Monday, March 14, 2016

The Star of the Show

My main character is probably my favorite part of my film. My main character is going to be a female around the age of 17 in high school. I have not yet decided on name for her but I promise to update when I find the perfect one.

She is quirky and extremely intelligent. Her intelligence is her greatest strength, her IQ is beyond that of Einstein. Despite her intelligence she doesn't do well in school. Not because she doesn't know the material, but because it is so rudimentary that she doesn't bother to try. She is bored with life bored of school.

The way she dresses also differs from the norm. Instead of wearing the traditional khaki pants or pleated skirt and plain polo top, she dresses more ostentatiously. She loves bright colors and fun patterns and the occasional tulle skirt. She is the black sheep of her community.

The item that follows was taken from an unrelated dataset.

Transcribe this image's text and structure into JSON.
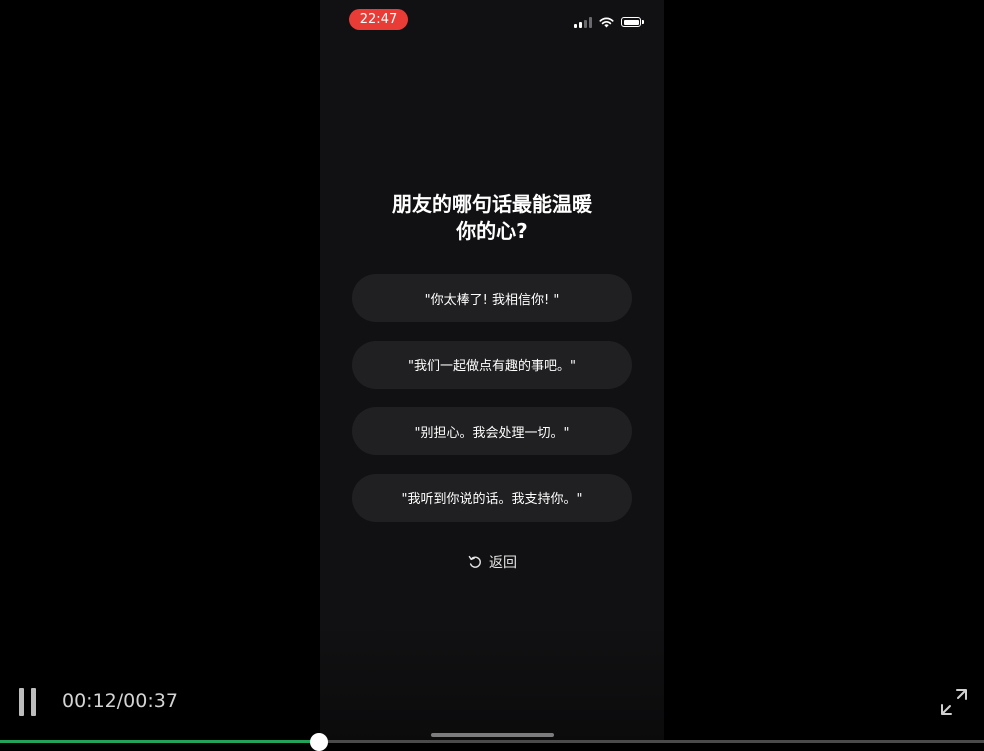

The community around her is very plain and uniform. Everyone dresses in a similar way and acts as their society has told them to. The reason the community allows her to dress this way and act this way is because they believe she is mentally handicapped. They see her failing grades and sense of fashion as side effects of her disability. What they don't know is how incredibly wrong they are.

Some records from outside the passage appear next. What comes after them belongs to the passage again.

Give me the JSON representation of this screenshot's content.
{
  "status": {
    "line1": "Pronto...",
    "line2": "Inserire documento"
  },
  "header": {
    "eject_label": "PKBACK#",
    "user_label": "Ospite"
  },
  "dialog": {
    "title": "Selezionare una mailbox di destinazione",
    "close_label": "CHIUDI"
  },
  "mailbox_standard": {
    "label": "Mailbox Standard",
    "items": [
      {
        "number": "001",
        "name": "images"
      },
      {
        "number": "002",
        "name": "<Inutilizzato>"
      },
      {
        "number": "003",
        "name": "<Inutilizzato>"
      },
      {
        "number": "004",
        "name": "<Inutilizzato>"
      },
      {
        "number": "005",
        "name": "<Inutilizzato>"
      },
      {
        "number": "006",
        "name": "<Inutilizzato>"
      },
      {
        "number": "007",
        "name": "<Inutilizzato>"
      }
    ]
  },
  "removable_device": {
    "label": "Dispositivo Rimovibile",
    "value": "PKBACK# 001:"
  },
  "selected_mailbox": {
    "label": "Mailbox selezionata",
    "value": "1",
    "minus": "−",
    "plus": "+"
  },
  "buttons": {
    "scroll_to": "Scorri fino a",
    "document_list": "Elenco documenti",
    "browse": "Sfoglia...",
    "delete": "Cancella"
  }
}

I had two main film inspirations for this choice: Rain Man and The Imitation Game.

The film Rain Man stars Dustin Hoffman and Tom Cruise. The film is about Charlie Babbitt, who discover that he has an estranged older brother after his father dies. He learns that his father left his $3 million dollar fortune to his other son Raymond. Raymond lives in a mental institution because he is an autistic savant. This means that although he is autistic, he is extremely intelligent when it comes to a specific skill, in this cause math and spatial ability. In one particular scene Charlie and Raymond are in a diner. The waitress then drops a container of toothpicks on the floor. As she picks them up Raymond shouts out a number, that number being how many toothpick were in the container.


The Imitation Game is about Alan Turing, a revolutionary mathematician who helped break the Nazi code, Enigma, during World War II. There is a specific part in the film where it shows Turing when he was in school. The scene involves him and his friend Christopher who get caught passing notes in class, but they wrote their notes in code. The teacher saw the note and thought that Turing was stupid because he was writing gibberish. He automatically assumed that he was stupid when in reality he had a far superior intelligence.



Alan is shown on the left, his friend Christopher on the right.



Sources: 
http://www.ncbi.nlm.nih.gov/pmc/articles/PMC2677584/
https://www.youtube.com/watch?v=vqbXPfaN_VM
The Imitation Game. Dir. Moten Tyldum. Perf. Benedict Cumberbatch and Kiera Knightley. Black Bear Pictures, 2014.
Rain Man. Dir. Barry Levinson. Perf. Tom Cruise and Dustin Hoffman. United Artists, 1988.